C’est pour cela qu’il est toujours bon de relire Hannah Arendt quand elle nous rappelle que penser demande un peu de courage, du cœur à l’ouvrage. Poussés en avant par les forces du passé, retenus en arrière par les forces du futur, nous sommes précisément situés sur cette brèche, au point d’intersection des forces antagonistes qui nous travaillent de l’intérieur. Il ne tient qu’à nous d’allumer la mèche, de saisir la «force diagonale» qui nous tire de l’inertie et nous libère de ce parallélogramme de forces. C’est en cela que nous sommes tous des volcans en croissance qui attendent l’heure de leur éruption. L’art est peut-être ce qui exige de nous le plus difficile, mais l’art est aussi et surtout ce qui libère les forces de vie que nous avons emprisonnées en nous. C’est pour cela que nous avons besoin des autres, des artistes, des penseurs, pour nous rappeler la tâche à accomplir chaque jour.

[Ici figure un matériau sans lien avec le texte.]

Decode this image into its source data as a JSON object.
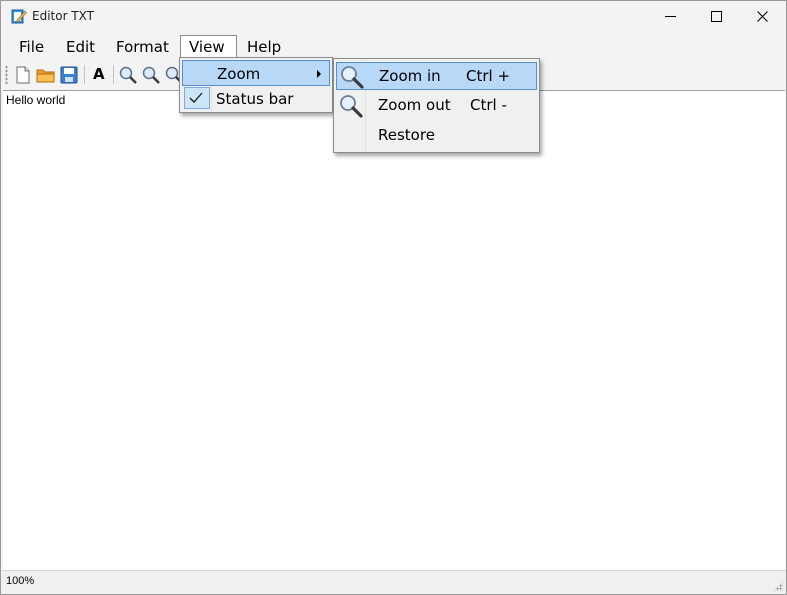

L’art est ce qui réveille les volcans endormis que nous sommes devenus. Et les œuvres des artistes sont comme des bombes à retardement qui dérangent notre ordre, font sauter les verrous. Nous sommes tous des éphémères en qui couve une parcelle d’éternité. Alors oui, le musée même est précaire, car il n’accueille que des instants d’éternité, et le visiteur n’est pas à l’abri de passer à côté ou de sentir en lui la déflagration soudaine. Tous les moyens sont bons pour celui qui cherche à éprouver ce qu’il ne soupçonnait pas un instant auparavant. L’art est une croyance qui ne nous laisse pas tranquille autant de temps que nous sommes en vie. L’art attise le foyer intime, ce que nous avons de meilleur en nous. L’art est connaissance : Connaissance par les gouffres.